On the other hand, it will be necessary to develop new predictor models of malignancy based on clinical, morphological and metabolic variables, and test their validity.
The use of invasive diagnostic methods, such as fine-needle puncture, has risks to the patients, such as pneumothorax, bleeding and dissemination of the tumor along the trajectory of the needle (26). On the other hand, surgical lung biopsy has a mortality rate of around 0.6% (27). An accurate, robust and efficient predictive models for SPN malignity, it could provide clinicians with reliable information to avoid the need for an invasive diagnostic methods, allowing to limit the management of a SPN with a safe clinical monitoring.

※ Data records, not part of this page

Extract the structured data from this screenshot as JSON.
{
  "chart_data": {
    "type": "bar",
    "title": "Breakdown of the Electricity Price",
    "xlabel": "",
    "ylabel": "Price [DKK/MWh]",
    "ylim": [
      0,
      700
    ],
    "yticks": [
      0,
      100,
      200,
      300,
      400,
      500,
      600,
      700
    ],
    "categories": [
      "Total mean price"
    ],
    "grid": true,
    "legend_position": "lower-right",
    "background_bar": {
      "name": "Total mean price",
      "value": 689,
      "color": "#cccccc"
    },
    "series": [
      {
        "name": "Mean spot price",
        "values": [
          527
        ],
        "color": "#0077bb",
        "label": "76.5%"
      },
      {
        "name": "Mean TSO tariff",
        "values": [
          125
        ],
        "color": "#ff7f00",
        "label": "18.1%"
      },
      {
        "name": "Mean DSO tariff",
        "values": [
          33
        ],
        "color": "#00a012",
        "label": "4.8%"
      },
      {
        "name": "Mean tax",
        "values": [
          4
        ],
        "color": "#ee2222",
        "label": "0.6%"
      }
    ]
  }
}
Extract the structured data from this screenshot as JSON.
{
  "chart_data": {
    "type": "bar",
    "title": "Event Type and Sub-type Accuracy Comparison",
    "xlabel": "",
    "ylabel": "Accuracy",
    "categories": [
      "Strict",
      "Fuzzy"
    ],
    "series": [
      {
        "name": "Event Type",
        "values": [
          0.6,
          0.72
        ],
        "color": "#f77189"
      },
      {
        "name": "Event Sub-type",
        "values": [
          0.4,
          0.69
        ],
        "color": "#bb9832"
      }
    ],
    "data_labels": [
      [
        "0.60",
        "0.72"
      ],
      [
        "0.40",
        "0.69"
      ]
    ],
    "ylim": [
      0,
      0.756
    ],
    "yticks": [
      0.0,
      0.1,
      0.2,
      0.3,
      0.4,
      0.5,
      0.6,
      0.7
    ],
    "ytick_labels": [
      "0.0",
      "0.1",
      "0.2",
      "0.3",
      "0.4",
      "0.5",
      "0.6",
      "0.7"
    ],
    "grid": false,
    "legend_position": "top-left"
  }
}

Our predictive model of the SPN malignancy, unlike to other models, used the metabolic variable SUVmax, showing that it is an independent variable to predict malignancy. The diagnostic performance of this model was higher than visual and semiquantitative methodologies.
Conclusions
The assessment of SPN by semiquantitative methods did not improve the sensibility of visual analysis. The limited specificity was independent of the method used. However, the predictive model combining SUVmax and age was the best diagnostic approach, showing the SUVmax to be an independent variable to predict malignancy of a SPN.
Acknowledgements
Disclosure: The authors declare no conflict of interest.